Get a 2025 `AdminUnit` directly from a 2025 ward code. Returns the ward and its corresponding province.

### `convert_address_new_to_old(address, multi_match="first")`

Convert a 2025-format address into legacy administrative units.

- `multi_match="first"` returns one `AdminUnit` (first candidate)
- `multi_match="all"` returns `list[AdminUnit]` (all candidates)
- `multi_match="geo"` returns one `AdminUnit` selected by nearest geocoded point, then falls back to `first` if needed
- input must explicitly contain a 2025 province keyword; otherwise an empty result is returned

### `standardize_admin_unit_columns(...)`

Standardize province, district, and ward columns in a pandas DataFrame.

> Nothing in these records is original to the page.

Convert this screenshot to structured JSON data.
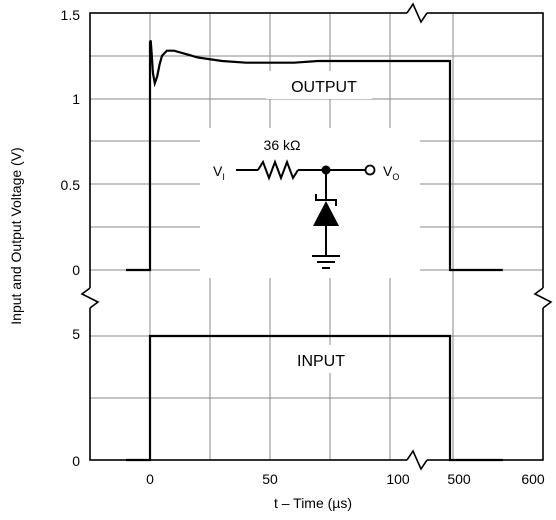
{
  "chart_data": [
    {
      "type": "line",
      "panel": "upper",
      "annotation": "OUTPUT",
      "yticks": [
        "0",
        "0.5",
        "1",
        "1.5"
      ],
      "ylim": [
        0,
        1.5
      ],
      "grid": true,
      "series": [
        {
          "x": [
            -10,
            0,
            0,
            0.3,
            0.7,
            1.2,
            2,
            3,
            4,
            5,
            7,
            10,
            15,
            20,
            30,
            40,
            50,
            60,
            70,
            80,
            90,
            100,
            105,
            115,
            125,
            125,
            135,
            147
          ],
          "y": [
            0,
            0,
            1.33,
            1.34,
            1.26,
            1.15,
            1.09,
            1.13,
            1.2,
            1.25,
            1.28,
            1.28,
            1.26,
            1.24,
            1.22,
            1.21,
            1.21,
            1.21,
            1.22,
            1.22,
            1.22,
            1.22,
            1.22,
            1.22,
            1.22,
            0,
            0,
            0
          ]
        }
      ]
    },
    {
      "type": "line",
      "panel": "lower",
      "annotation": "INPUT",
      "yticks": [
        "0",
        "5"
      ],
      "ylim": [
        0,
        5
      ],
      "grid": true,
      "series": [
        {
          "x": [
            -10,
            0,
            0,
            125,
            125,
            147
          ],
          "y": [
            0,
            0,
            5,
            5,
            0,
            0
          ]
        }
      ]
    }
  ],
  "axes": {
    "ylabel": "Input and Output Voltage (V)",
    "xlabel": "t – Time (µs)",
    "xticks": [
      "0",
      "50",
      "100",
      "500",
      "600"
    ]
  },
  "circuit": {
    "resistor_label": "36 kΩ",
    "vi_label": "V",
    "vi_sub": "I",
    "vo_label": "V",
    "vo_sub": "O"
  }
}
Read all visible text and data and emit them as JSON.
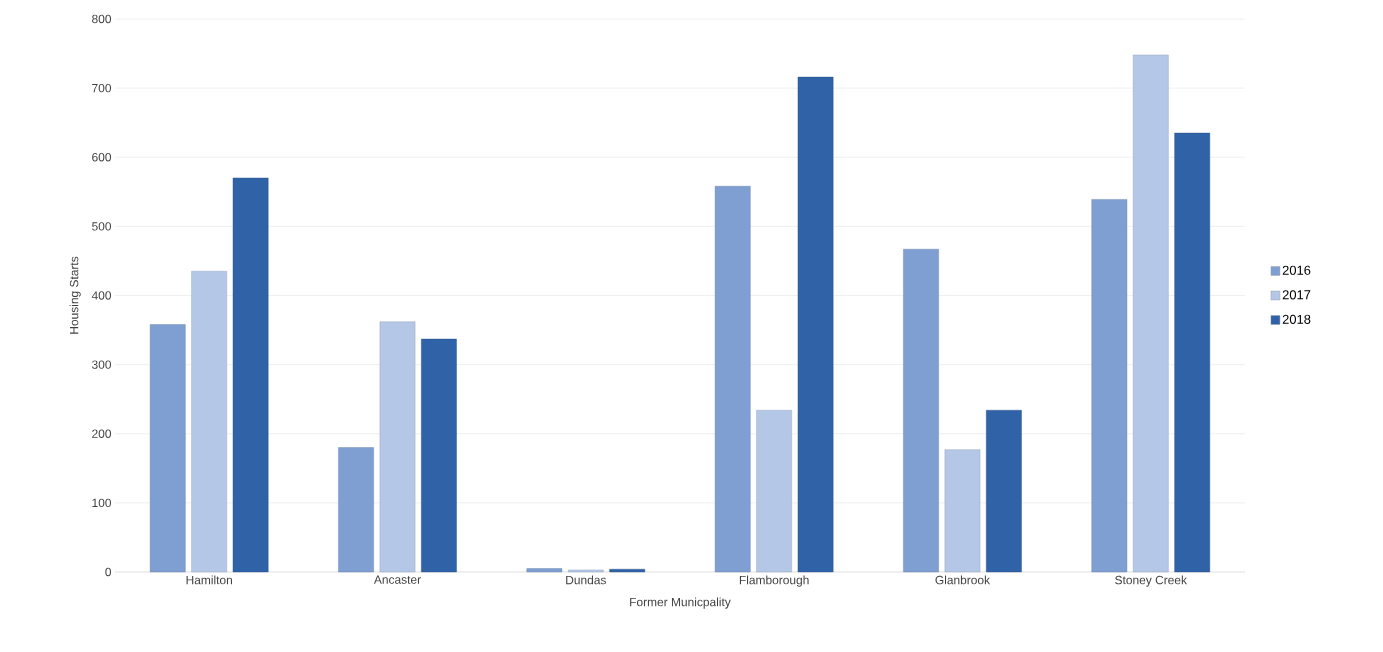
{
  "chart_data": {
    "type": "bar",
    "xlabel": "Former Municpality",
    "ylabel": "Housing Starts",
    "categories": [
      "Hamilton",
      "Ancaster",
      "Dundas",
      "Flamborough",
      "Glanbrook",
      "Stoney Creek"
    ],
    "series": [
      {
        "name": "2016",
        "color": "#7f9fd2",
        "values": [
          358,
          180,
          5,
          558,
          467,
          539
        ]
      },
      {
        "name": "2017",
        "color": "#b4c7e7",
        "values": [
          435,
          362,
          3,
          234,
          177,
          748
        ]
      },
      {
        "name": "2018",
        "color": "#2f62a6",
        "values": [
          570,
          337,
          4,
          716,
          234,
          635
        ]
      }
    ],
    "ylim": [
      0,
      800
    ],
    "yticks": [
      0,
      100,
      200,
      300,
      400,
      500,
      600,
      700,
      800
    ],
    "grid": "y",
    "legend": "right"
  }
}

### `convert_address_column(...)`

Convert a full address column and optionally attach old/new administrative attributes.

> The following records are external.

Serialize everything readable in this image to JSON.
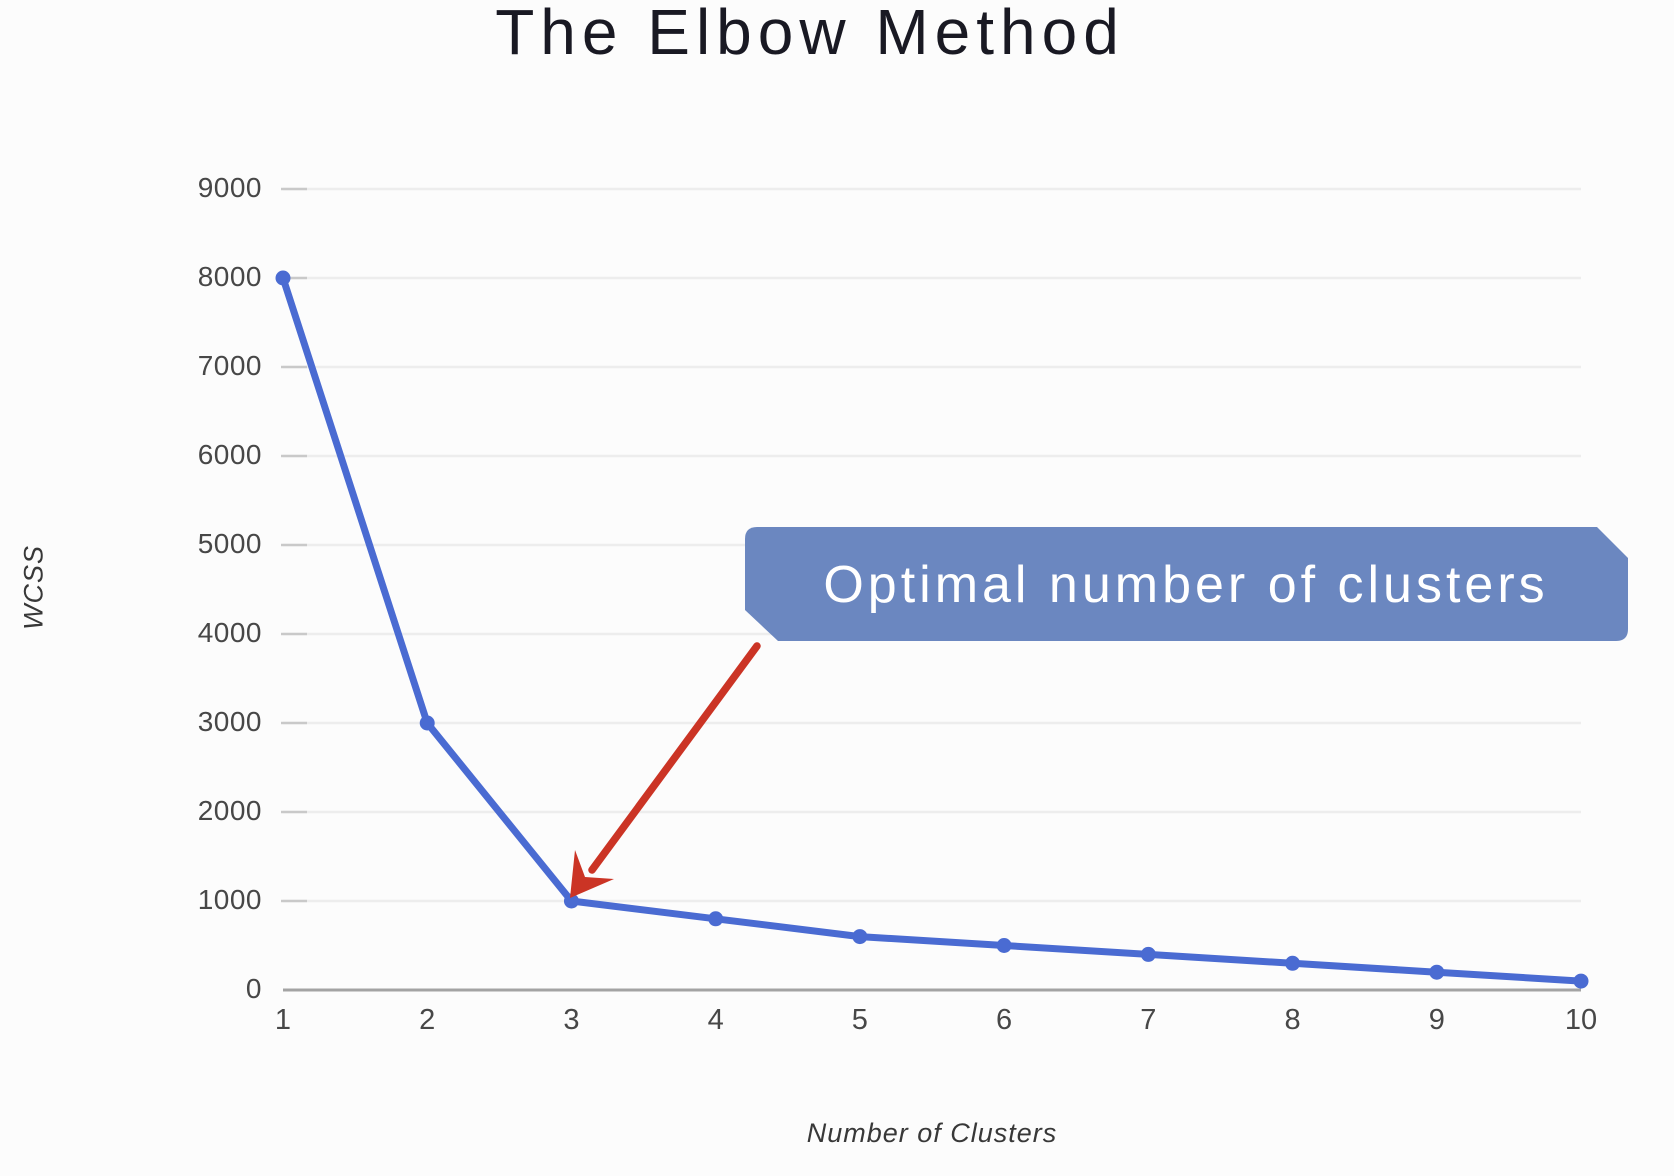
{
  "title": {
    "text": "The Elbow Method"
  },
  "chart_data": {
    "type": "line",
    "title": "The Elbow Method",
    "xlabel": "Number of Clusters",
    "ylabel": "WCSS",
    "x": [
      1,
      2,
      3,
      4,
      5,
      6,
      7,
      8,
      9,
      10
    ],
    "xtick_labels": [
      "1",
      "2",
      "3",
      "4",
      "5",
      "6",
      "7",
      "8",
      "9",
      "10"
    ],
    "values": [
      8000,
      3000,
      1000,
      800,
      600,
      500,
      400,
      300,
      200,
      100
    ],
    "ylim": [
      0,
      9000
    ],
    "ytick_interval": 1000,
    "ytick_labels": [
      "0",
      "1000",
      "2000",
      "3000",
      "4000",
      "5000",
      "6000",
      "7000",
      "8000",
      "9000"
    ],
    "grid": "horizontal",
    "legend": "none",
    "colors": {
      "line": "#4a6bd2",
      "marker": "#4a6bd2",
      "gridline": "#ededed",
      "tick_mark": "#c9c9c9",
      "axis_line": "#a3a3a3",
      "tick_label": "#474747",
      "axis_title": "#383838",
      "title": "#191923"
    }
  },
  "annotation": {
    "label": "Optimal number of clusters",
    "target_cluster": 3,
    "target_value": 1000,
    "fill": "#6b87c0",
    "border": "#4a5f8a",
    "text_color": "#ffffff",
    "arrow_color": "#cb3425"
  }
}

### `get_data(...)` and `query(sql)`

Read lookup data from the bundled SQLite database in [`src/onflow_location_platform/data/dataset.db`](src/onflow_location_platform/data/dataset.db).

## Data Directories

### Runtime assets

These files are bundled with the Python package and used at runtime:

- [`src/onflow_location_platform/data/parser_legacy.json`](src/onflow_location_platform/data/parser_legacy.json)
- [`src/onflow_location_platform/data/parser_from_2025.json`](src/onflow_location_platform/data/parser_from_2025.json)
- [`src/onflow_location_platform/data/converter_2025.json`](src/onflow_location_platform/data/converter_2025.json)
- [`src/onflow_location_platform/data/dataset.db`](src/onflow_location_platform/data/dataset.db)

### Workspace data

The [`data`](data) directory is used for data preparation and notebook workflows:

- [`data/alias_keywords`](data/alias_keywords): curated alias inputs used when generating parser assets
- [`data/raw`](data/raw): collected source files
- [`data/interim`](data/interim): intermediate transformation outputs
- [`data/processed`](data/processed): processed datasets for analysis and validation

The repository currently ignores `data/raw`, `data/interim`, and `data/processed`, so those folders act as workspace outputs rather than committed package contents.

## Scripts

Operational scripts and notebooks are grouped by purpose:

- [`scripts/collecting_data`](scripts/collecting_data): external data collection and scraping
- [`scripts/processing_data`](scripts/processing_data): mapping, cleaning, enrichment, and dataset building
- [`scripts/generating_module_data`](scripts/generating_module_data): generation of packaged parser and converter assets
- [`scripts/testing_package`](scripts/testing_package): smoke tests and manual validation

Example smoke test:

```bash
PYTHONPATH=. envs/bin/python scripts/testing_package/manual_parse_smoke_test.py
```

Example benchmark:

```bash
envs/bin/python scripts/testing_package/benchmark_public_api.py
```

Example collection script:

```bash
PYTHONPATH=. envs/bin/python scripts/collecting_data/scrape_sapnhap_bando_provinces_and_wards.py --date 2026-03-31 --verbose
```

Notes:

- Some scripts require the optional dependencies from `.[scripts]`
- Collection scripts require network access
- Several workflows are notebook-driven rather than packaged as command-line tools

## Benchmark

The repository includes a reproducible micro-benchmark for the public SDK API:

```bash
envs/bin/python scripts/testing_package/benchmark_public_api.py
```

Sample results from a local run on `2026-03-31` using Python `3.11.13` on `macOS-15.5-arm64`:

| API | Sample Input | Iterations / run | Best ms/op | Mean ms/op | Ops/s |
| --- | --- | ---: | ---: | ---: | ---: |
| `parse_address_new` | `"Tân Sơn Hòa, Hồ Chí Minh"` | 10,000 | 0.1181 | 0.1199 | 8469.8 |
| `parse_address_old` | `"Long Bình, Quận 9, Hồ Chí Minh"` (`level=3`) | 10,000 | 0.1003 | 0.1039 | 9965.8 |
| `convert_address_old_to_new` | `"Phường 15, Tân Bình, Hồ Chí Minh"` | 5,000 | 0.2364 | 0.2402 | 4230.0 |

These numbers are indicative and will vary by machine, Python version, and whether the tested input path requires external geocoding.

## Development Notes

- Python requirement: `>=3.7`
- Runtime dependencies: `geopy`, `pandas`, `shapely`, `tqdm`, `unidecode`
- Optional script dependencies: `beautifulsoup4`, `numpy`, `requests`, `seleniumbase`

## License

`setup.py` declares the project as MIT-licensed. A standalone `LICENSE` file is not present in the current workspace snapshot.